Mozambique: More than 200 classrooms destroyed in Nampula province - by fires, strong winds | report
Augusta Maita (File photo)
Terrorist attacks in the northern Mozambican province of Cabo Delgado have not led to the suspension of humanitarian assistance to the victims of cyclone Kenneth, which hit the province on 25 April, according to Augusta
Maita, the general director of the country’s relief agency, the National Disaster Management Institute (INGC).
Interviewed by Radio Mozambique on Sunday, Maita said that assistance is continuing to be delivered to victims in all affected districts.
She admitted that there had been “some agitation”, about 15 kilometres from the town of Macomia, but the insurgents had met with a prompt response from the defence and security forces.

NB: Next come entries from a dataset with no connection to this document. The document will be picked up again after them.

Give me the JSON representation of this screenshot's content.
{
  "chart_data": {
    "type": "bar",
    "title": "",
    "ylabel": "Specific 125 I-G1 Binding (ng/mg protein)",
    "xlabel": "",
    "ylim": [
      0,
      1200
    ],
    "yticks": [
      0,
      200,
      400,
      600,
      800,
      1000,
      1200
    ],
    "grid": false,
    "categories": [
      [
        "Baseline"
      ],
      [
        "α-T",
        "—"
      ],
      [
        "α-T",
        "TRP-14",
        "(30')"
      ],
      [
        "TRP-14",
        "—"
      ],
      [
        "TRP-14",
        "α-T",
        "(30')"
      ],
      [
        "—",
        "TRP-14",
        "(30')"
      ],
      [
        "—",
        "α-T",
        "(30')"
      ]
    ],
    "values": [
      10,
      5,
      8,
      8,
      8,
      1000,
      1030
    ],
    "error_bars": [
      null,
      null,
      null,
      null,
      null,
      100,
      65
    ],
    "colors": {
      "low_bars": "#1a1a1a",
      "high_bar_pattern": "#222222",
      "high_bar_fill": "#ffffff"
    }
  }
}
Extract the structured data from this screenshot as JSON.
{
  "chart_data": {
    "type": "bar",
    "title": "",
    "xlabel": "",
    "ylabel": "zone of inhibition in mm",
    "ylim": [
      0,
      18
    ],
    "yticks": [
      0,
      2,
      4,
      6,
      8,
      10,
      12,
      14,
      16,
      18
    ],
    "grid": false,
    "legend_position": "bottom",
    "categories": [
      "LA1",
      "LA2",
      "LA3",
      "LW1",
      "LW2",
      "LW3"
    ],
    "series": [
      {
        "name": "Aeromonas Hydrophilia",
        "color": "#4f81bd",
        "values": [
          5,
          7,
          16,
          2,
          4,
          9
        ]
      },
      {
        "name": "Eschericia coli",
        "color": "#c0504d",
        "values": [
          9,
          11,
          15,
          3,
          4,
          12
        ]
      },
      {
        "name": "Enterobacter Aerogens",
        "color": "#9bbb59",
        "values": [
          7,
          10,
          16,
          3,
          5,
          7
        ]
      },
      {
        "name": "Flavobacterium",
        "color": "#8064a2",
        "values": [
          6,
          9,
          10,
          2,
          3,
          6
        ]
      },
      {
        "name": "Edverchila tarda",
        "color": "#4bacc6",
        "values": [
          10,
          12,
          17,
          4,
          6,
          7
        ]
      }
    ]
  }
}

She was probably referring to the attack on the village of Nacate on Friday. According to a report in the “Mozambique Political Process Bulletin” (published by the anti-corruption NGO, the Centre for Public Integrity, CIP), the insurgents vandalised a voter registration post, but the members of the registration brigade fled the scene and were unharmed.
There appear to have been several attacks on Macomia villages on Friday, in which at least six people were killed.
Parts of Cabo Delgado remain inaccessible, not because of terrorist attacks, but because the flooding that followed the cyclone has cut them off from the rest of the province. Thus, according to Radio Mozambique, four communities in Mecufi district – Napluimite, Namarapale, Mude and 3rd February – are still cut off from the district capital, Mecufi town.
Meanwhile, the number of confirmed cases of cholera in Cabo Delgado has risen to 64. Of these, 57 were diagnosed in the provincial capital, Pemba, and seven in Mecufi. None of the patients has died, and, as of Sunday night, only 12 remained hospitalised, according to Anastacia Lidumu, of the Cabo Delgado health department.